Interestingly, this pattern of immaturity and related neonatal disease was not present in infants with WMD. Infants with WMD did not suffer more often from any neonatal disease with the exception of a higher rate of catecholamine treatment. The pathogenesis of non-cystic white matter injury is not yet completely understood, but the current evidence suggests both haemorrhagic and hypoxic-ischaemic processes to be involved in the pathogenesis of this lesion type.[17, 22] The role of circulatory factors and concurrent hypoxia-ischaemia is supported by a pathology study in infants with non-cystic WMD that showed diffuse gliosis suggestive of hypoxia-ischaemia.[23] This study was performed in term neonates with congenital heart disease, another group of infants in whom exactly this injury pattern is frequently found, and corroborates the hypothesis that altered cerebral perfusion may play a major role in the pathogenesis of non-cystic white matter injury. Need for catecholamine treatment may be regarded as a surrogate for severe neonatal diseases, e.g. arterial hypotension in the wake of sepsis. However, this assumption is reflected neither by our own data nor by the study by Kidokoro et al.[8] One reason may be the fact that there is a loss of efficient cerebral autoregulation during dopamine supply in preterm infants.[24] Additionally, it has been shown that preterm neonates treated for arterial hypotension with inotropic drugs, despite treatment, spent more time with a blood pressure below their gestational age than did age-matched controls that did not receive any blood pressure support.[25]

The main strength of this study is that the study cohort represents a consecutive, contemporary population seen at a well-equipped tertiary centre for neonatal care. A high percentage (84.5%) of the eligible population underwent MRI at term-equivalent age. Thus, the nature and frequency of cerebral findings may be regarded as representative for other European centres with comparable resources and concepts of care. Univariate analysis was chosen as an explorative approach to evaluate clinical risk factors for brain injury in our population. Adjustment for multiple testing was not considered to be reasonable since especially immaturity and parameters concerning respiratory disease are mutually dependent. A limitation at that point is that outcome data are not yet available for the total cohort. This data will be provided in the future since our cohort continues to be followed to school age and possibly beyond.

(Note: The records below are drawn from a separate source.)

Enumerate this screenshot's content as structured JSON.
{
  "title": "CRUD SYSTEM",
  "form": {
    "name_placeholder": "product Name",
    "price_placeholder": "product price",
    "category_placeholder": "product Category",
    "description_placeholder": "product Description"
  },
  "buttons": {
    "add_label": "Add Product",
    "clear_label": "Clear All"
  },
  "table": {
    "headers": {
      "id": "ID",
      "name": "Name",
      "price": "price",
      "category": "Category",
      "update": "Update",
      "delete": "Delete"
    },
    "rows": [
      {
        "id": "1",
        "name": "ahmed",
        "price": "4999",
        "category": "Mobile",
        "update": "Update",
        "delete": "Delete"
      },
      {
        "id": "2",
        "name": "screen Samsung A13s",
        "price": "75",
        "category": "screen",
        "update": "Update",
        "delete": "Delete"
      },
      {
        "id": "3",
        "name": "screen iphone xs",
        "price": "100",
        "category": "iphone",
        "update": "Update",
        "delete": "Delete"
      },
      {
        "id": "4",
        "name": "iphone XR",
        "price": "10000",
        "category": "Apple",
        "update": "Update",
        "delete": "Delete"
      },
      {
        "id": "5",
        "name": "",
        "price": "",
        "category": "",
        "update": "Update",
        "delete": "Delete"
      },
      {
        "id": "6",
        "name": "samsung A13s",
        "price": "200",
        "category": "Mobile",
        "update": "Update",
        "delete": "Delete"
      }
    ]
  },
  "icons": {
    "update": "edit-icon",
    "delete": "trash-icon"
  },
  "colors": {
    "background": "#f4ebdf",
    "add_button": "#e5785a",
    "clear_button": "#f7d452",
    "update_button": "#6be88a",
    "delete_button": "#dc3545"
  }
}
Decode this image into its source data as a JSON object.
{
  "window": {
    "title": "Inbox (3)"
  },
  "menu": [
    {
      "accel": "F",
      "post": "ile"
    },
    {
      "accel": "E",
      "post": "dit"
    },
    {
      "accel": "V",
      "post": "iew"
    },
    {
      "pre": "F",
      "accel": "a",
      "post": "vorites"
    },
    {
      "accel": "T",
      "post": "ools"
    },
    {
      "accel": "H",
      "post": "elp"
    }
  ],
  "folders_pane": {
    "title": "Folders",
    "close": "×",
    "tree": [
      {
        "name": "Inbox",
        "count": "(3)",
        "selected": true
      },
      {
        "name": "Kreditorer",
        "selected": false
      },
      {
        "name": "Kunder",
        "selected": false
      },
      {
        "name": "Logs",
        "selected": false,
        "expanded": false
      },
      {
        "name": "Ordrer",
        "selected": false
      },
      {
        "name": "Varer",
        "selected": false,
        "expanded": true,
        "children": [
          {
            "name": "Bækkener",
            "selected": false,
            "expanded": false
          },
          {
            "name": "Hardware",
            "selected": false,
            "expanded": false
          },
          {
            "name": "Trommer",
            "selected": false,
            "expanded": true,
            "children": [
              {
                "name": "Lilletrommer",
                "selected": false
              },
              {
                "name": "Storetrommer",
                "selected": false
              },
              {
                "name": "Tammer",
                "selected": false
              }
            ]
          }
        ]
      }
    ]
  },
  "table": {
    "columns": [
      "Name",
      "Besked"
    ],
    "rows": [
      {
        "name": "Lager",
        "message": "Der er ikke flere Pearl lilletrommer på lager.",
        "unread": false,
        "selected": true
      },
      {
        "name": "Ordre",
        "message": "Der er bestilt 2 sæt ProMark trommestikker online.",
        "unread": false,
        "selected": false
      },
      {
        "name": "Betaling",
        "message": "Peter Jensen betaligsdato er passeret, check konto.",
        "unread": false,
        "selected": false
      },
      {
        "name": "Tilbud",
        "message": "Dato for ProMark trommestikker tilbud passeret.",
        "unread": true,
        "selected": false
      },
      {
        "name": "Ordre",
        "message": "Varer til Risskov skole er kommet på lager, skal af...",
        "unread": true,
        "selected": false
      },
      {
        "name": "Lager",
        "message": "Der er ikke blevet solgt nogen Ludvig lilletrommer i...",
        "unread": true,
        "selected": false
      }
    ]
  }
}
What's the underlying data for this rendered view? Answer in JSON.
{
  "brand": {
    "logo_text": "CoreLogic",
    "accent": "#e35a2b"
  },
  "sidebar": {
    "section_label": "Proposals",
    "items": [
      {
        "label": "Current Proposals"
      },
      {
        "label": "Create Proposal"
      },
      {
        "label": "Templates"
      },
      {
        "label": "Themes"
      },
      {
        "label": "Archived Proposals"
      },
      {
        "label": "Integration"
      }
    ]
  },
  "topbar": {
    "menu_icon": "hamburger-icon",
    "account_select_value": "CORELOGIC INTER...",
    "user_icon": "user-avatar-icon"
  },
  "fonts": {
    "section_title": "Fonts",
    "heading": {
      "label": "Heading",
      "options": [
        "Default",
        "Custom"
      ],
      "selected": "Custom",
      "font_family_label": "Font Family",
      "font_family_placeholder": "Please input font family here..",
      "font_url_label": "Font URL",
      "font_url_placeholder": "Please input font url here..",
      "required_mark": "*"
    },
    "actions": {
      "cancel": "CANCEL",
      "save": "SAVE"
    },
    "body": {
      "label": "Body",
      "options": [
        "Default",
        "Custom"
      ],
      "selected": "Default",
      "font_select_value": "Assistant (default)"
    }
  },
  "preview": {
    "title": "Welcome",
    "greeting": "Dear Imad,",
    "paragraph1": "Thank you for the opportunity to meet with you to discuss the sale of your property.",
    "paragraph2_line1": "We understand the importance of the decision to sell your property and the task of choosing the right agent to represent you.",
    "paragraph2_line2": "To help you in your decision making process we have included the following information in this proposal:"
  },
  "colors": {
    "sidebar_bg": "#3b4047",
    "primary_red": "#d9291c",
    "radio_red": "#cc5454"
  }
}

This study provides comprehensive data on frequency and patterns of brain abnormalities detected by conventional MRI at term-equivalent age in a contemporary cohort of preterm infants born at <32 weeks. There was good agreement between neonatal cranial ultrasound and MRI in the diagnosis of IVH, but MRI proved superior in the detection of CBH and non-cystic white matter injury. Decreasing gestational age and neonatal complications involved with immaturity have been identified as risk factors for CBH, whereas white matter injury was found in relatively mature infants and was associated with a more frequent need for catecholamine supply suggestive for circulatory disturbances.

Current evidence indicates an association between these early MRI findings and subsequent neurodevelopmental outcome. However, to date comprehensive assessment of the effect of especially isolated subtle brain injury and delayed maturation in otherwise “uncomplicated” and “healthy” preterm infants has been confined to the second year of life. Thus, after MRI at term-equivalent age has been implemented as routine examination in many centres, standardised neuropsychological follow-up of large cohorts of preterm infants until adulthood is absolutely essential to uncover potential associations between MRI findings and subtle cognitive deficits or behavioural problems that may first manifest themselves at later ages.

Acknowledgments

We gratefully thank all children and their parents, who participated in this study.

Data Availability

All relevant data are within the paper.

Funding Statement

The authors received no specific funding for this work.